Equal allocation for rare-category analysis

Use allocation="equal" when you need enough examples per category to compute per-class metrics with meaningful confidence intervals, even if it oversamples rare categories.


difficulty_based_sample

from latent.stats import difficulty_based_sample

sample = difficulty_based_sample(
    df=df,
    stratum_column="category",
    n_total=200,
    oversample_factor=2.0,
    min_per_stratum=10,
    seed=None,
)

Over-samples rare or difficult categories for better coverage. Smaller strata receive a higher sampling rate (up to oversample_factor times their proportional share), ensuring they are well-represented in the eval set.

Parameters

Name Type Default Description
df pd.DataFrame required Source data
stratum_column str required Column to stratify on
n_total int required Total sample size
oversample_factor float 2.0 Maximum oversampling multiplier for small strata
min_per_stratum int 10 Floor per stratum
seed int \| None None Random seed

Returns: pd.DataFrame -- the sampled subset.

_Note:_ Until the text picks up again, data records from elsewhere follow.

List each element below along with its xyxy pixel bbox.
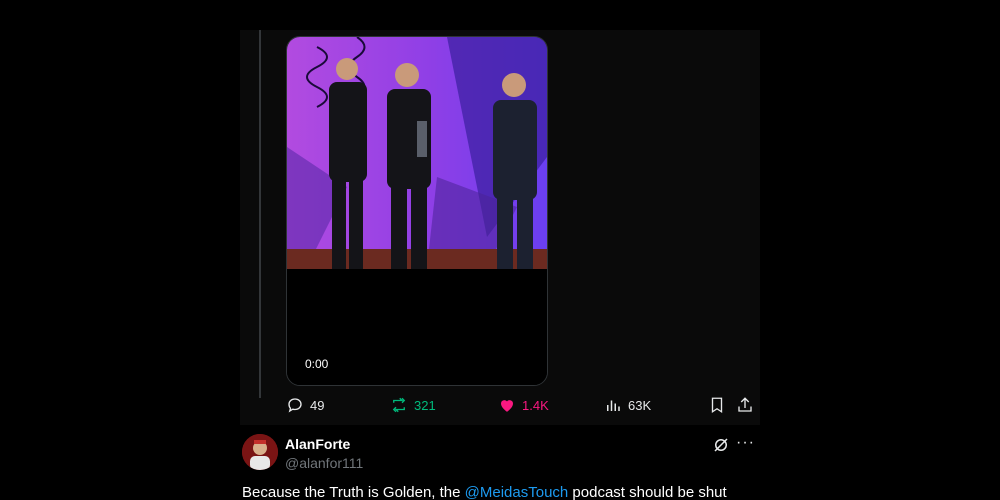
tweet-actions: 49 321 1.4K 63K bbox=[286, 396, 760, 416]
author-handle[interactable]: @alanfor111 bbox=[285, 455, 363, 471]
thread-line bbox=[259, 30, 261, 398]
tweet-text-before: Because the Truth is Golden, the bbox=[242, 484, 465, 500]
avatar-image bbox=[242, 434, 278, 470]
repost-icon bbox=[392, 397, 406, 413]
author-name[interactable]: AlanForte bbox=[285, 436, 350, 452]
video-timestamp: 0:00 bbox=[305, 357, 329, 371]
avatar[interactable] bbox=[242, 434, 278, 470]
reply-icon bbox=[288, 398, 302, 413]
video-frame bbox=[287, 37, 547, 385]
like-button[interactable]: 1.4K bbox=[498, 396, 549, 414]
repost-button[interactable]: 321 bbox=[390, 396, 436, 414]
reply-button[interactable]: 49 bbox=[286, 396, 324, 414]
share-button[interactable] bbox=[736, 396, 754, 414]
timeline-feed: 0:00 49 321 1.4K 63K AlanForte @alanfor1… bbox=[240, 30, 760, 500]
grok-icon[interactable] bbox=[712, 436, 730, 454]
share-icon bbox=[738, 397, 752, 412]
views-icon bbox=[607, 400, 620, 411]
views-count: 63K bbox=[628, 397, 652, 413]
bookmark-button[interactable] bbox=[708, 396, 726, 414]
more-icon[interactable]: ··· bbox=[736, 434, 755, 452]
like-count: 1.4K bbox=[522, 397, 549, 413]
bookmark-icon bbox=[711, 397, 723, 414]
reply-count: 49 bbox=[310, 397, 325, 413]
repost-count: 321 bbox=[414, 397, 436, 413]
next-tweet[interactable]: AlanForte @alanfor111 ··· Because the Tr… bbox=[240, 426, 760, 500]
tweet-text-after: podcast should be shut bbox=[568, 484, 727, 500]
like-icon bbox=[501, 400, 513, 412]
video-player[interactable]: 0:00 bbox=[286, 36, 548, 386]
views-button[interactable]: 63K bbox=[604, 396, 651, 414]
tweet-text: Because the Truth is Golden, the @Meidas… bbox=[242, 484, 727, 500]
mention-link[interactable]: @MeidasTouch bbox=[465, 484, 569, 500]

Example -- ensuring rare categories are covered:

from latent.stats import difficulty_based_sample

# "escalation" is only 2% of data but critical to evaluate
sample = difficulty_based_sample(
    df, stratum_column="category", n_total=200, oversample_factor=3.0, seed=42,
)
print(sample["category"].value_counts())
# billing       72
# shipping      58
# refund        40
# escalation    30   (3x oversampled from proportional share of ~10)

When to use difficulty-based sampling

Use this when some categories are both rare and high-stakes. If all categories are equally important regardless of frequency, use stratified_sample with allocation="equal" instead.


Building a Monitoring Pipeline

Combine sampling and drift detection into an end-to-end monitoring workflow:

import numpy as np
import pandas as pd
from latent.stats import (
    stratified_sample,
    drift_report,
    multi_run_trend,
)

# 1. Select a representative eval set
eval_set = stratified_sample(
    production_data,
    stratum_column="category",
    n_total=500,
    min_per_stratum=20,
    seed=42,
)

# 2. Run your evaluation (your scoring logic here)
current_scores = run_evaluation(eval_set)

# 3. Compare against the baseline
results = drift_report(
    baseline_scores=last_week_scores,
    current_scores=current_scores,
    score_types={"accuracy": "binary", "faithfulness": "ordinal"},
)

alerts = [r for r in results if r.severity == "alert"]
if alerts:
    for a in alerts:
        print(f"ALERT: {a.metric_name} dropped by {a.delta:+.3f} (p={a.p_value:.4f})")
    send_alert(alerts)  # integrate with your alerting system

# 4. Track trends over time
history = load_score_history()  # list of score arrays from previous runs
for metric_name, runs in history.items():
    trend = multi_run_trend(runs, metric_name=metric_name)
    if trend["trend"] == "degrading":
        print(f"WARNING: {metric_name} has been degrading over {len(runs)} runs")

# 5. Log results for the next comparison
save_as_baseline(current_scores)

Automate with CI/CD

Run this pipeline on a schedule (daily or weekly) or as part of your deployment pipeline. Gate deployments on drift_report results -- block releases when any metric hits alert severity.